Resume Tips for Your Students
As your students enter the working world, they will of course need resumes. To help get them started, AIE has recently updated and refreshed its resume advice, templates, and samples, which you can direct your students to here.
Meanwhile, here are three super-important resume tips you can share with your students right away.
Don't bury the lead!
Readers familiar with the world of journalism may have heard the phrase "don't bury the lead!" The main idea there is that the "lead" (often spelled "lede") is the most important part of the story, and should come first. Why? Because not every reader will read the story through to the end.
This same principle applies to resume-writing. In many cases potential employers are going to glance at your resume rather than carefully reading every word.
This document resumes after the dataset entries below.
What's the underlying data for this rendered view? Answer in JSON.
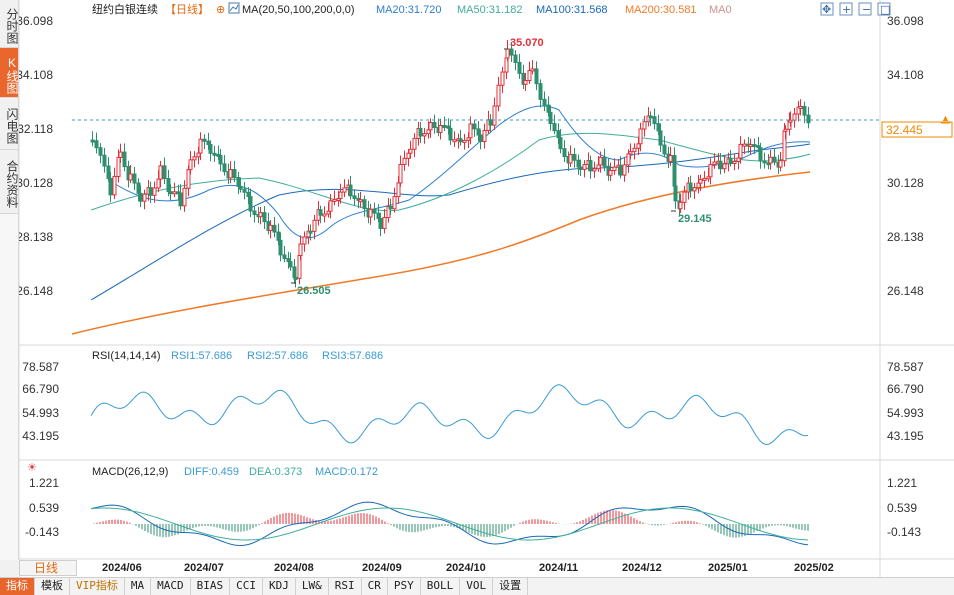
{
  "sidebar": {
    "tabs": [
      {
        "label": "分时图",
        "active": false
      },
      {
        "label": "K线图",
        "active": true
      },
      {
        "label": "闪电图",
        "active": false
      },
      {
        "label": "合约资料",
        "active": false
      }
    ]
  },
  "header": {
    "title": "纽约白银连续",
    "period_tag": "【日线】",
    "ma_config": "MA(20,50,100,200,0,0)",
    "ma20": "MA20:31.720",
    "ma50": "MA50:31.182",
    "ma100": "MA100:31.568",
    "ma200": "MA200:30.581",
    "ma0": "MA0"
  },
  "controls": [
    "move",
    "zoom-in",
    "zoom-out",
    "fullscreen",
    "close"
  ],
  "price_axis": {
    "labels": [
      "36.098",
      "34.108",
      "32.118",
      "30.128",
      "28.138",
      "26.148"
    ],
    "current_price": "32.445",
    "high_marker": "35.070",
    "low_marker": "26.505",
    "mid_low_marker": "29.145"
  },
  "rsi": {
    "title": "RSI(14,14,14)",
    "rsi1": "RSI1:57.686",
    "rsi2": "RSI2:57.686",
    "rsi3": "RSI3:57.686",
    "labels": [
      "78.587",
      "66.790",
      "54.993",
      "43.195"
    ]
  },
  "macd": {
    "title": "MACD(26,12,9)",
    "diff": "DIFF:0.459",
    "dea": "DEA:0.373",
    "macd": "MACD:0.172",
    "labels": [
      "1.221",
      "0.539",
      "-0.143"
    ]
  },
  "time_axis": [
    "2024/06",
    "2024/07",
    "2024/08",
    "2024/09",
    "2024/10",
    "2024/11",
    "2024/12",
    "2025/01",
    "2025/02"
  ],
  "period_button": "日线",
  "indicator_bar": [
    "指标",
    "模板",
    "VIP指标",
    "MA",
    "MACD",
    "BIAS",
    "CCI",
    "KDJ",
    "LW&",
    "RSI",
    "CR",
    "PSY",
    "BOLL",
    "VOL",
    "设置"
  ],
  "colors": {
    "up": "#e0303a",
    "down": "#2f8f6c",
    "ma20": "#2f7fd0",
    "ma50": "#3eae9a",
    "ma100": "#1a68b8",
    "ma200": "#f07a28",
    "rsi": "#3a9bd5",
    "price_tag": "#f08a00"
  }
}
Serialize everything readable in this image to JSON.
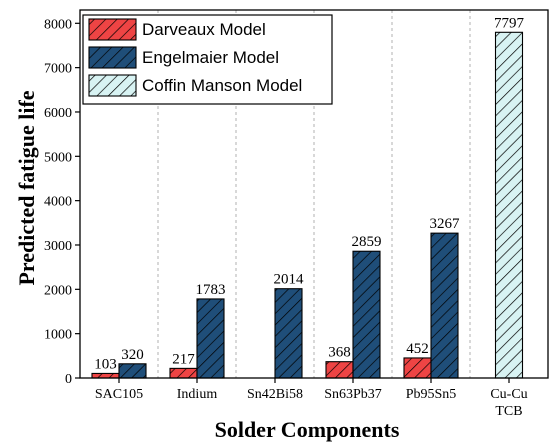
{
  "chart_data": {
    "type": "bar",
    "xlabel": "Solder Components",
    "ylabel": "Predicted fatigue life",
    "ylim": [
      0,
      8300
    ],
    "yticks": [
      0,
      1000,
      2000,
      3000,
      4000,
      5000,
      6000,
      7000,
      8000
    ],
    "categories": [
      [
        "SAC105"
      ],
      [
        "Indium"
      ],
      [
        "Sn42Bi58"
      ],
      [
        "Sn63Pb37"
      ],
      [
        "Pb95Sn5"
      ],
      [
        "Cu-Cu",
        "TCB"
      ]
    ],
    "grid": "vertical dashed separators between categories",
    "legend_position": "top-left",
    "series": [
      {
        "name": "Darveaux Model",
        "color": "#ee4444",
        "pattern": "diagonal-hatch",
        "values": [
          103,
          217,
          null,
          368,
          452,
          null
        ]
      },
      {
        "name": "Engelmaier Model",
        "color": "#1f4e79",
        "pattern": "diagonal-hatch",
        "values": [
          320,
          1783,
          2014,
          2859,
          3267,
          null
        ]
      },
      {
        "name": "Coffin Manson Model",
        "color": "#d8f3f3",
        "pattern": "diagonal-hatch",
        "values": [
          null,
          null,
          null,
          null,
          null,
          7797
        ]
      }
    ]
  }
}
Can we quantify that? Yes, we can. Experts suggest that the first 25% to 50% of the resume is the most important, and 40% of hiring managers will spend less than one minute reviewing your resume. The most important stuff has to come first
Adapt, adapt adapt!
Good resume-writing is adaptive. If you volunteered as a tutor to younger students, you might have developed strong skills in organizing study schedules and in communicating complex ideas. For some jobs — think about being a team lead at a burger stand — you'd want to emphasize the scheduling aspect of your experience. For another job — think about helping confused customers troubleshoot tech problems on a new gadget — you'd want to emphasize the communication aspect of your experience.
It's important to be truthful: remember, in this example you really did develop both skills. What changes is your emphasis. Why? Because you're adapting your resume to the particular job for which you're applying.
Remember the importance of poofreading, um, make that proofreading!
In a recent survey, 58% of employers said that spotting typos on a resume would automatically lead them to cease considering that candidate. The version of your resume that a potential employer sees should not have any errors. It's not that you're expected to be perfect, it's that you're expected to have given it the time and care it deserves. Proofread. Revise. Have a trusted friend help out.